J'utilise un ipod classic 30 Go, j'arrive finalement à mettre des films, des clips musicaux, des photos, de la musique mais par contre les jeux, je n'y arrive pas !

En signalant que mon Mac date de 2001, avec un processeur PowerPC G4, avec une vitesse pas terrible de 400 mhz (bien je fais avec  ), mon Mac est à jour, l'itunes et quicktime est à jour !

Egalement, j'ai fait une recherche sur google, mais ça pas tellement aider sur certain forum.

_Ma question est : Comment installer des jeux sur ipod classic (30 go) ?_

Si vous avez des logiciels à installer, je vous serai reconnaissant.


----------



## idris (3 Mai 2008)

salut pour les ipods généralement il faut passer par itunes pour toute instalation


----------



## Gwen (4 Mai 2008)

Oui, il faut passer par Itunes.

Si tu n'as pas de dossier jeux dans la liste de gauche d'itunes c'est que ton achat n'as pas été téléchargé.
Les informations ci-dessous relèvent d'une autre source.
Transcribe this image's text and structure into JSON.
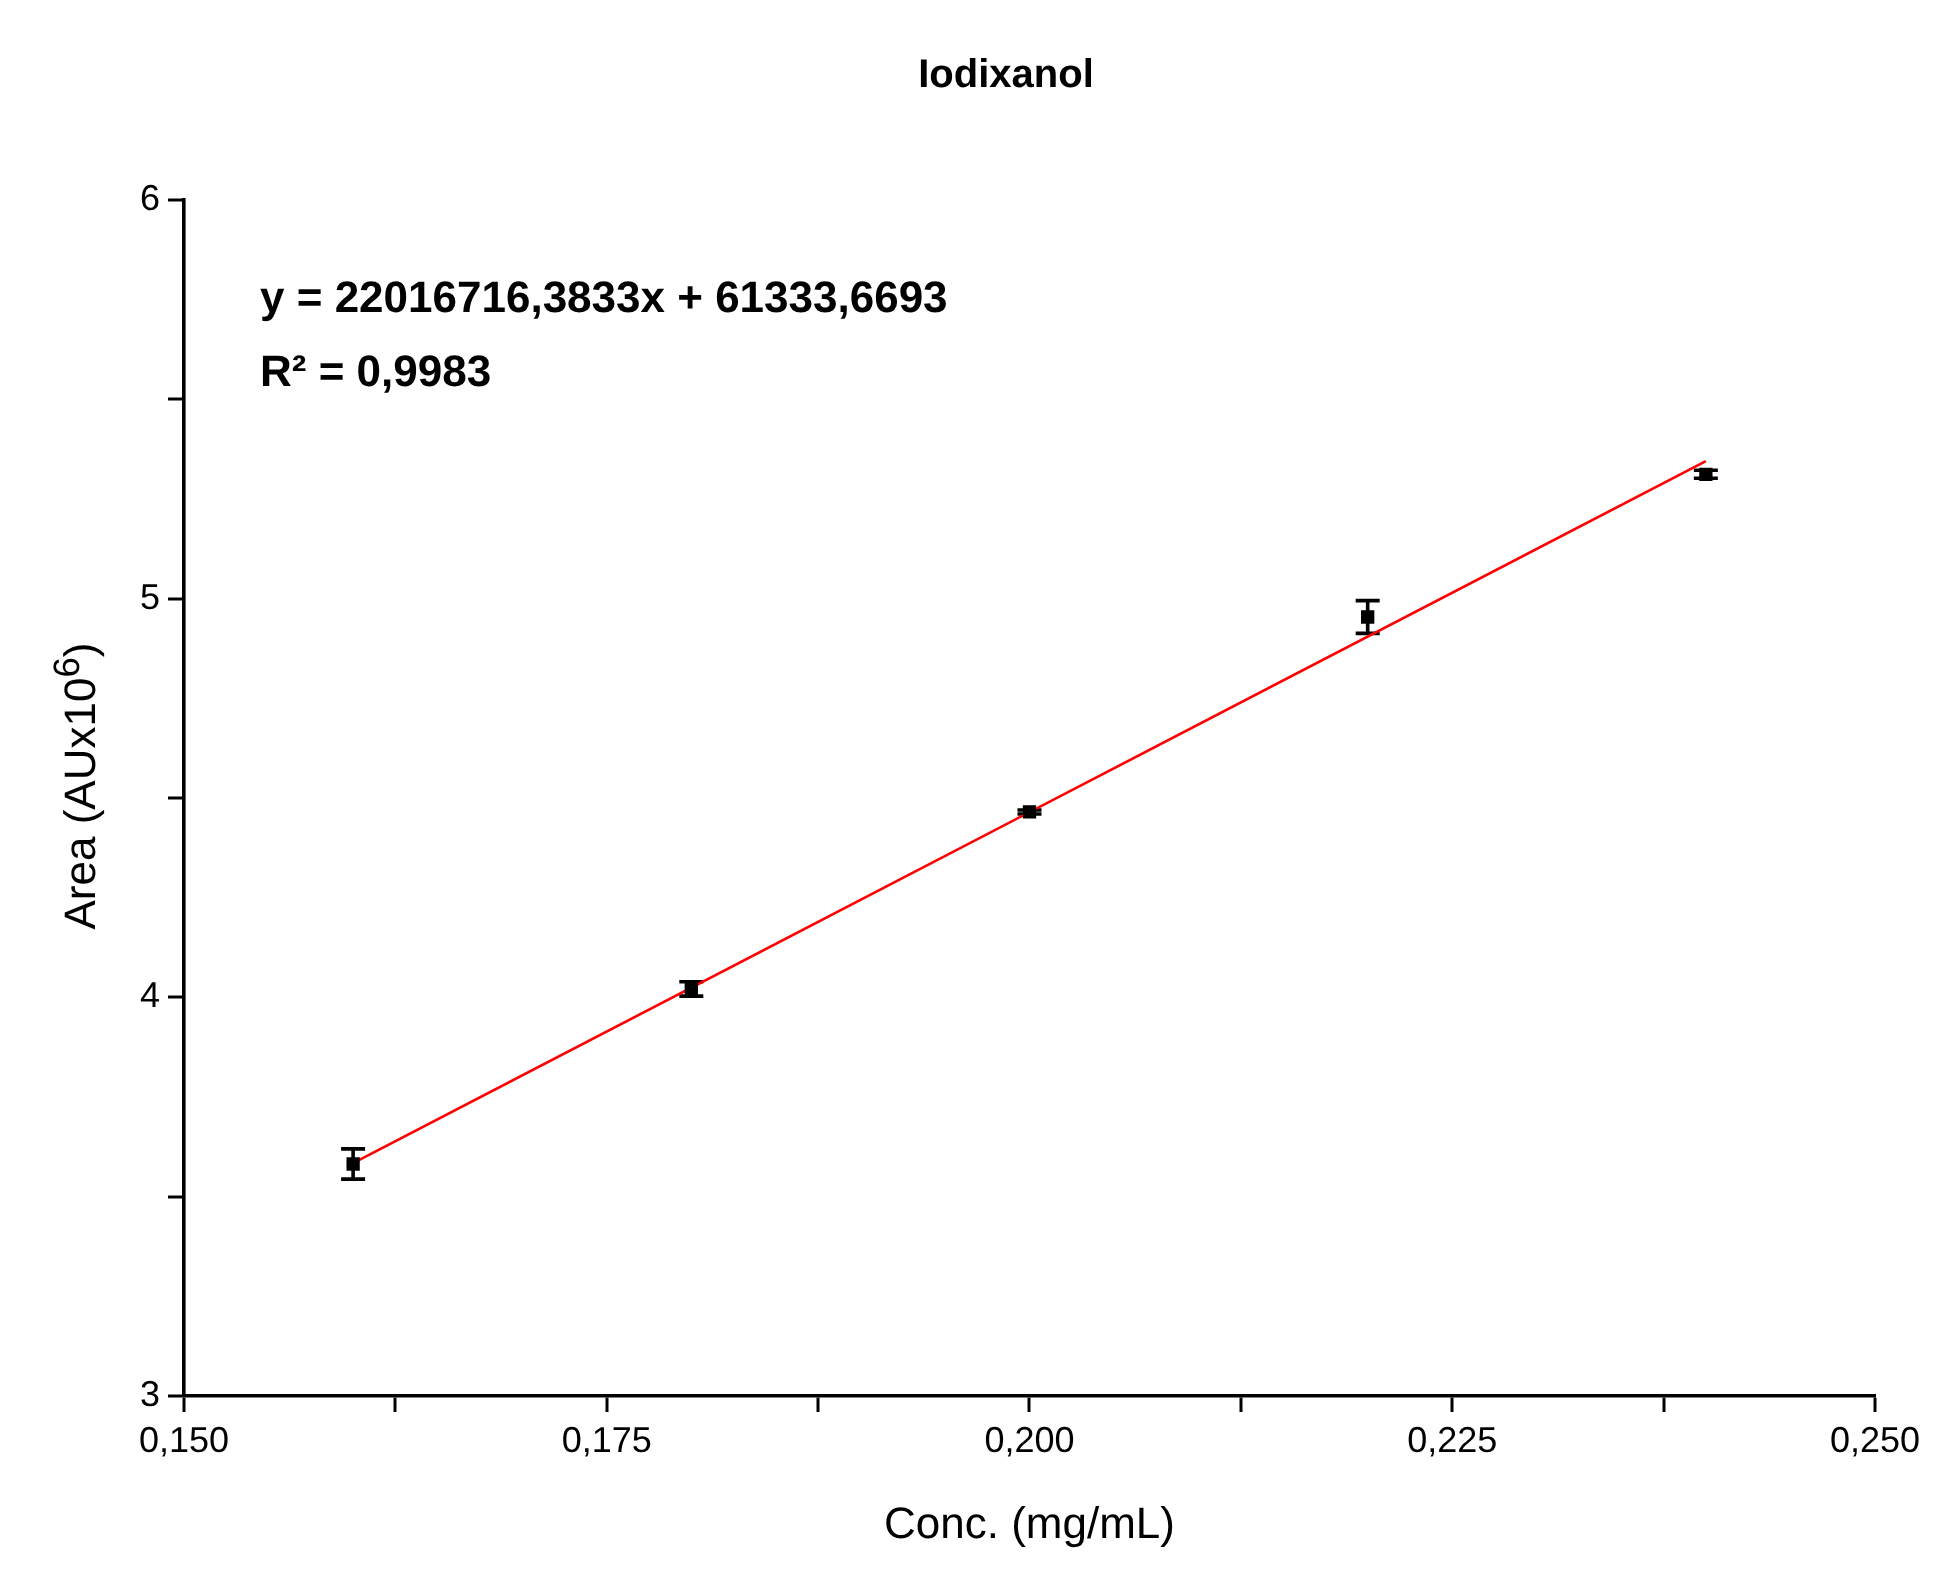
{
  "chart_data": {
    "type": "scatter",
    "title": "Iodixanol",
    "xlabel": "Conc. (mg/mL)",
    "ylabel": "Area (AUx10$^{6}$)",
    "annotations": [
      "y = 22016716,3833x + 61333,6693",
      "R² = 0,9983"
    ],
    "x": [
      0.16,
      0.18,
      0.2,
      0.22,
      0.24
    ],
    "xlim": [
      0.15,
      0.25
    ],
    "xticks": [
      {
        "value": 0.15,
        "label": "0,150"
      },
      {
        "value": 0.1625,
        "label": null
      },
      {
        "value": 0.175,
        "label": "0,175"
      },
      {
        "value": 0.1875,
        "label": null
      },
      {
        "value": 0.2,
        "label": "0,200"
      },
      {
        "value": 0.2125,
        "label": null
      },
      {
        "value": 0.225,
        "label": "0,225"
      },
      {
        "value": 0.2375,
        "label": null
      },
      {
        "value": 0.25,
        "label": "0,250"
      }
    ],
    "ylim": [
      3,
      6
    ],
    "yticks": [
      3,
      {
        "value": 3.5,
        "label": null
      },
      4,
      {
        "value": 4.5,
        "label": null
      },
      5,
      {
        "value": 5.5,
        "label": null
      },
      6
    ],
    "series": [
      {
        "color": "#000000",
        "marker": "square",
        "values": [
          3.582,
          4.021,
          4.465,
          4.954,
          5.312
        ],
        "errors": [
          0.038,
          0.018,
          0.005,
          0.041,
          0.01
        ]
      },
      {
        "type": "line",
        "color": "#ff0000",
        "x": [
          0.16,
          0.24
        ],
        "values": [
          3.584,
          5.345
        ]
      }
    ]
  }
}
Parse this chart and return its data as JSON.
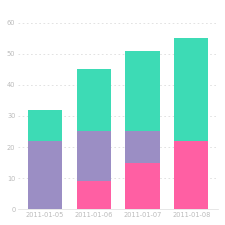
{
  "categories": [
    "2011-01-05",
    "2011-01-06",
    "2011-01-07",
    "2011-01-08"
  ],
  "series": [
    {
      "name": "pink",
      "color": "#FF5FA3",
      "values": [
        0,
        9,
        15,
        22
      ]
    },
    {
      "name": "purple",
      "color": "#9B8EC4",
      "values": [
        22,
        16,
        10,
        0
      ]
    },
    {
      "name": "teal",
      "color": "#3DDBB5",
      "values": [
        10,
        20,
        26,
        33
      ]
    }
  ],
  "ylim": [
    0,
    65
  ],
  "yticks": [
    0,
    10,
    20,
    30,
    40,
    50,
    60
  ],
  "background_color": "#FFFFFF",
  "grid_color": "#DDDDDD",
  "bar_width": 0.7,
  "tick_fontsize": 4.8,
  "tick_color": "#BBBBBB",
  "figsize": [
    2.25,
    2.25
  ],
  "dpi": 100
}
Donc soit il y a eu un soucis et tu peut essayer de le retélécharge en allant dans le menu STORE puis : rechercher les achats effectuées, soit tu contact apple si cela ]ne donne rien.


----------



## Leced (4 Mai 2008)

Une petite question, peux-tu déjà vérifier ton modèle d'iPod : l'iPod Classic est un iPod de dernière génération qui existe en 80Go et 160Go (et pas 30Go).

tu peux voir les différents modèle d'iPod sur le site d'apple


----------



## MrDillon (9 Mai 2008)

Une fois que tu as acheté le jeu, qu'il apparaît dans la rubrique "jeux iPod" de la bibliothèque(colonne de gauche), tu dois aller dans la rubrique de ton iPod (celle qui apparaît lorsque tu le connectes) et cliquer sur l'onglet "jeux".
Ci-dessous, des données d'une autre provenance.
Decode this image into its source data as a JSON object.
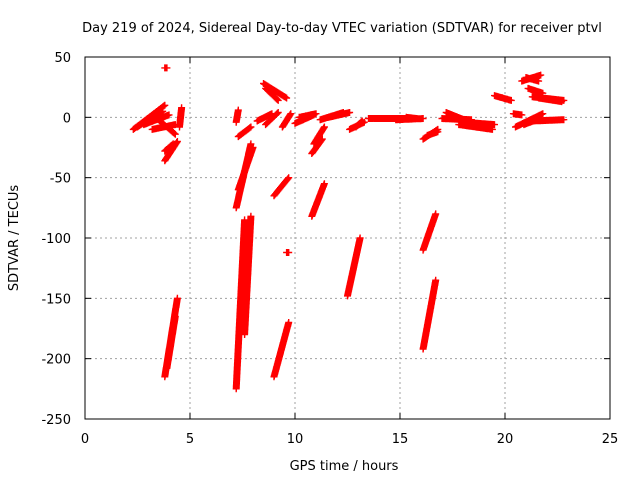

Ensuite il te suffit de sélectionner le/les jeu(x) à transférer en les cochant dans la liste et de synchroniser ton iPod.

Et petite précision, comme le disait Leced, si ton iPod fait 30Go c'est probablement un iPod 5ème génération et non un Classic, qui lui est disponible en 80Go et 160GO.


----------



## Benaissa (13 Mai 2008)

Leced a dit:


> Une petite question, peux-tu déjà vérifier ton modèle d'iPod : l'iPod Classic est un iPod de dernière génération qui existe en 80Go et 160Go (et pas 30Go).
> 
> tu peux voir les différents modèle d'iPod sur le site d'apple



Non, mon ipod 30 Go est compatible pour les jeux, il est de la 5éme génération, il n'est pas que compatible avec les 80/160 Go !
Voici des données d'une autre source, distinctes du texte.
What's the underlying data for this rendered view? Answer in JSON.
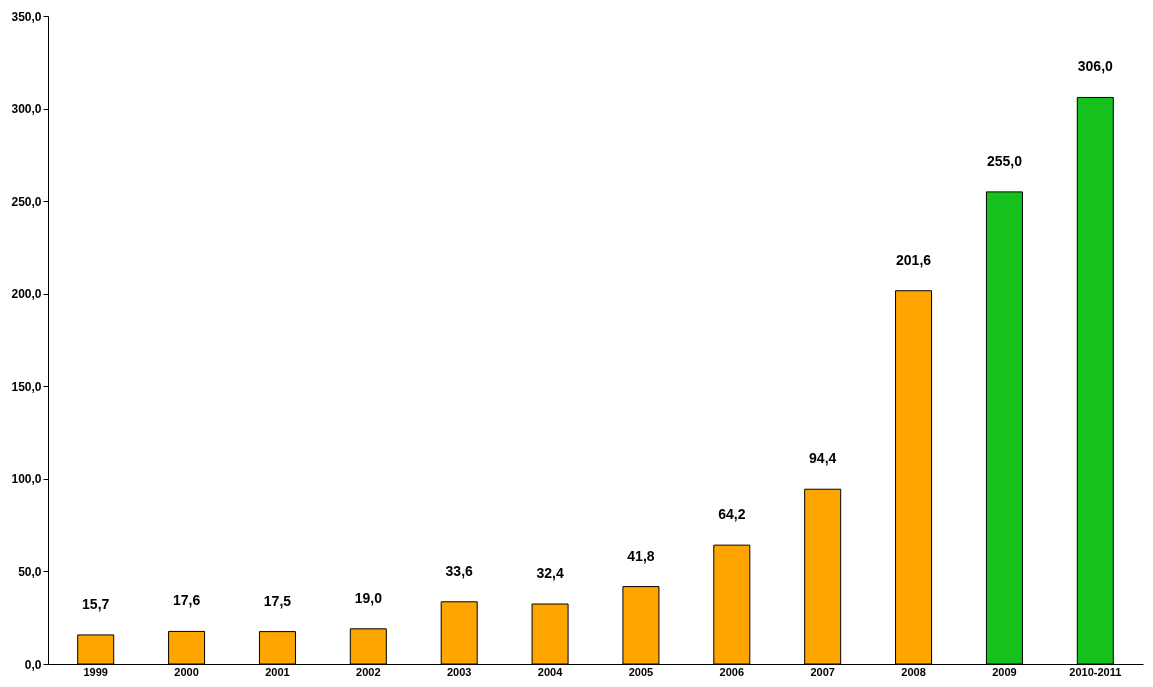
{
  "chart_data": {
    "type": "bar",
    "categories": [
      "1999",
      "2000",
      "2001",
      "2002",
      "2003",
      "2004",
      "2005",
      "2006",
      "2007",
      "2008",
      "2009",
      "2010-2011"
    ],
    "values": [
      15.7,
      17.6,
      17.5,
      19.0,
      33.6,
      32.4,
      41.8,
      64.2,
      94.4,
      201.6,
      255.0,
      306.0
    ],
    "colors": [
      "#ffa500",
      "#ffa500",
      "#ffa500",
      "#ffa500",
      "#ffa500",
      "#ffa500",
      "#ffa500",
      "#ffa500",
      "#ffa500",
      "#ffa500",
      "#16c01d",
      "#16c01d"
    ],
    "value_labels": [
      "15,7",
      "17,6",
      "17,5",
      "19,0",
      "33,6",
      "32,4",
      "41,8",
      "64,2",
      "94,4",
      "201,6",
      "255,0",
      "306,0"
    ],
    "ylim": [
      0,
      350
    ],
    "yticks": [
      {
        "value": 0,
        "label": "0,0"
      },
      {
        "value": 50,
        "label": "50,0"
      },
      {
        "value": 100,
        "label": "100,0"
      },
      {
        "value": 150,
        "label": "150,0"
      },
      {
        "value": 200,
        "label": "200,0"
      },
      {
        "value": 250,
        "label": "250,0"
      },
      {
        "value": 300,
        "label": "300,0"
      },
      {
        "value": 350,
        "label": "350,0"
      }
    ],
    "grid": false
  }
}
Moi j'aurai besoin de votre aide, car j'ai trouvé des jeux crack, que j'ai télécharger et je sais pas comment l'ai mettre, voila.


----------



## Leced (13 Mai 2008)

Benaissa a dit:


> Non, mon ipod 30 Go est compatible pour les jeux, il est de la 5éme génération, il n'est pas que compatible avec les 80/160 Go !
> 
> Moi j'aurai besoin de votre aide, car j'ai trouvé des jeux crack, que j'ai télécharger et je sais pas comment l'ai mettre, voila.



humm, le plus simple est de trouver le mode d'emploi à l'endroit où tu as trouvé tes jeux craqués. bonne fin de journée.


----------



## Gwen (13 Mai 2008)

La discussion est close. Le piratage est un délit. Notre ami a pris 14 jours d'avertissement pour méditer un peu sur la portée de son geste.


----------